Companies have initiated litigation against a number of countries across the world, including Canada, Uruguay and now Australia, on similar issues, Menghaney added.
“Governments have been pressurized either to withdraw the public health regulations or have been sued for high amounts by investors citing violation of investment provisions in BITs (bilateral investment treaties) and FTAs (free trade agreements),” she said.
Both the EU and India want the FTA to cover investment as it is important for companies from both sides to ensure there is a right environment for businesses to work together, EU trade spokesman John Clancy said in an emailed response to questions.
“The precise scope and coverage of these provisions have still to be settled,” Clancy said. “Intellectual property rights as part of the investment definition and an investor to state dispute settlement mechanism are standard features of bilateral investment treaties, including those concluded by India, so it is only to be expected that negotiators will want to consider whether to include such provisions also in an EU-India agreement.”
“Any suggestion that such a standard provision in a future FTA would restrict the right of either party—India or the EU—to protect public health and regulate for reasons of public policy are wholly unjustified,” he added.
The so-called investor to state dispute resolution mechanism is indeed a common feature in some FTAs India has signed, according to Abhijit Das, head of the Centre for WTO Studies. “One of the reasons of having an investment chapter in an FTA is to have such a provision,” he said.

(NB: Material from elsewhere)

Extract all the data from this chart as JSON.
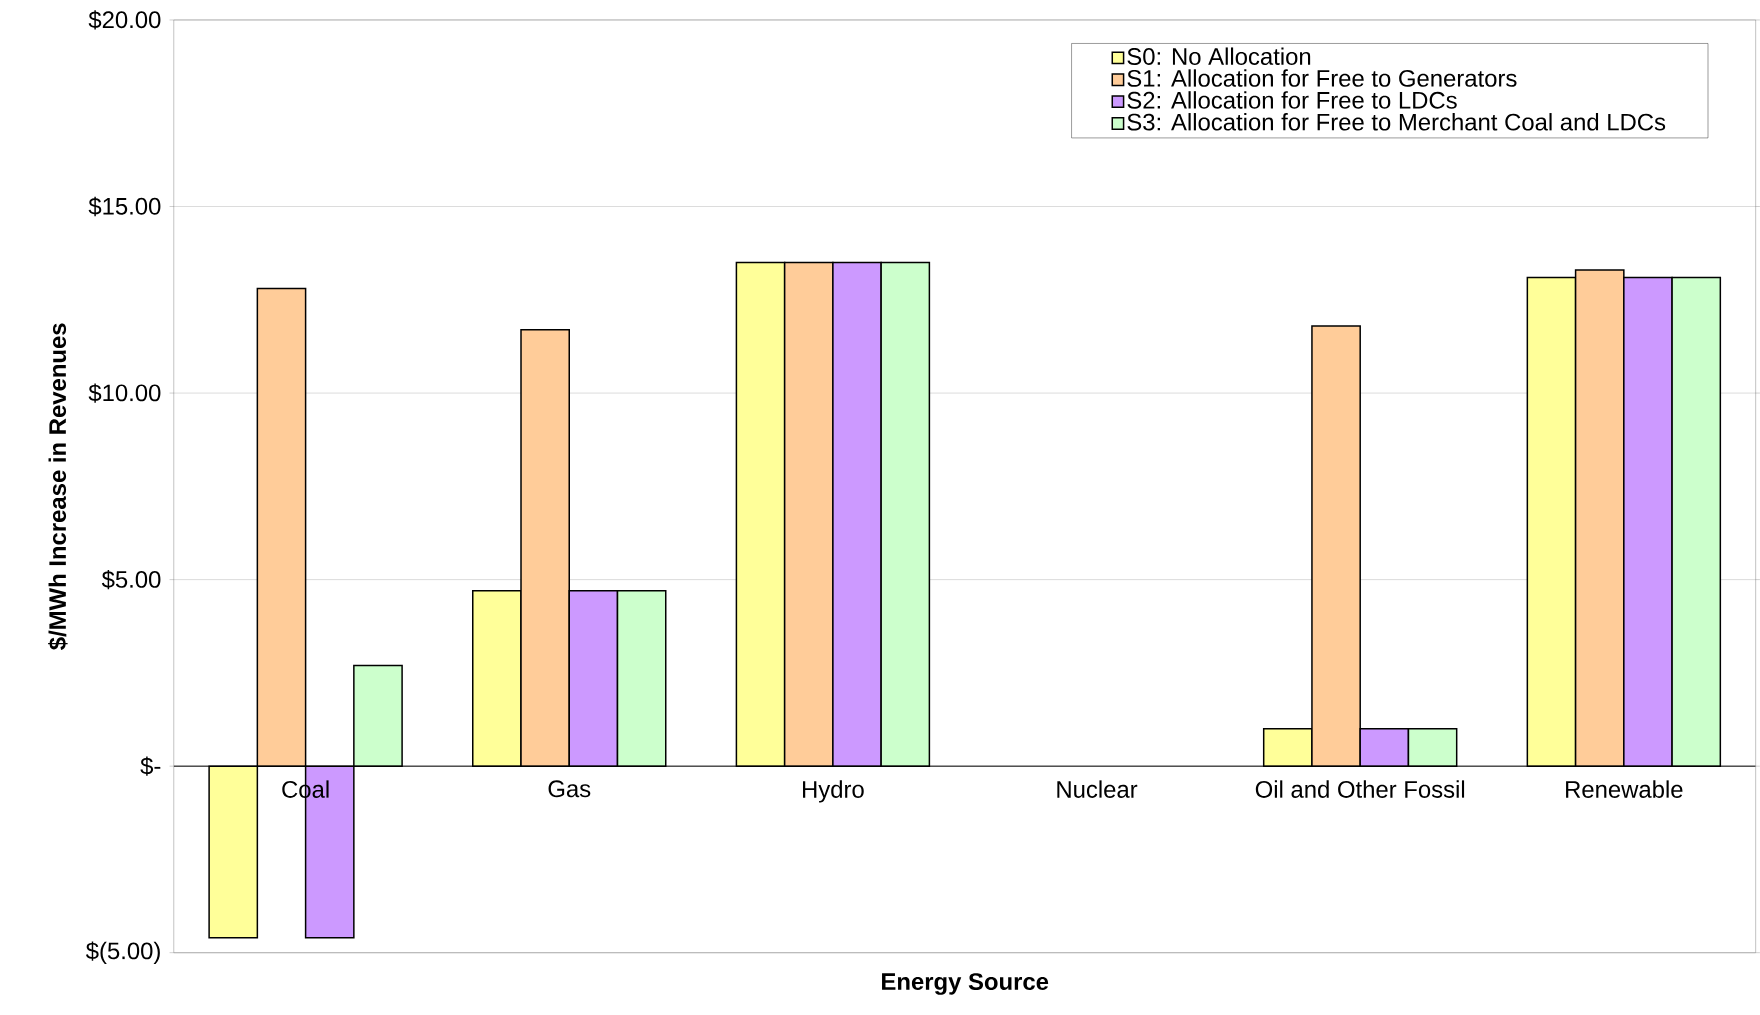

However, after the latest instance of Philip Morris suing the Australian government, Das said there is increasing awareness of the possible repercussions of such a clause in trade agreements.
Such a clause may also benefit Indian companies that are increasingly looking for acquisitions overseas, he pointed out. However, Das cautioned that India should seek to keep such clauses off the agenda even if it protects domestic companies, “as in such cases the government might be at the receiving end”.
“There is also concern that the international arbitration tribunals are loaded against developing countries,” Das said.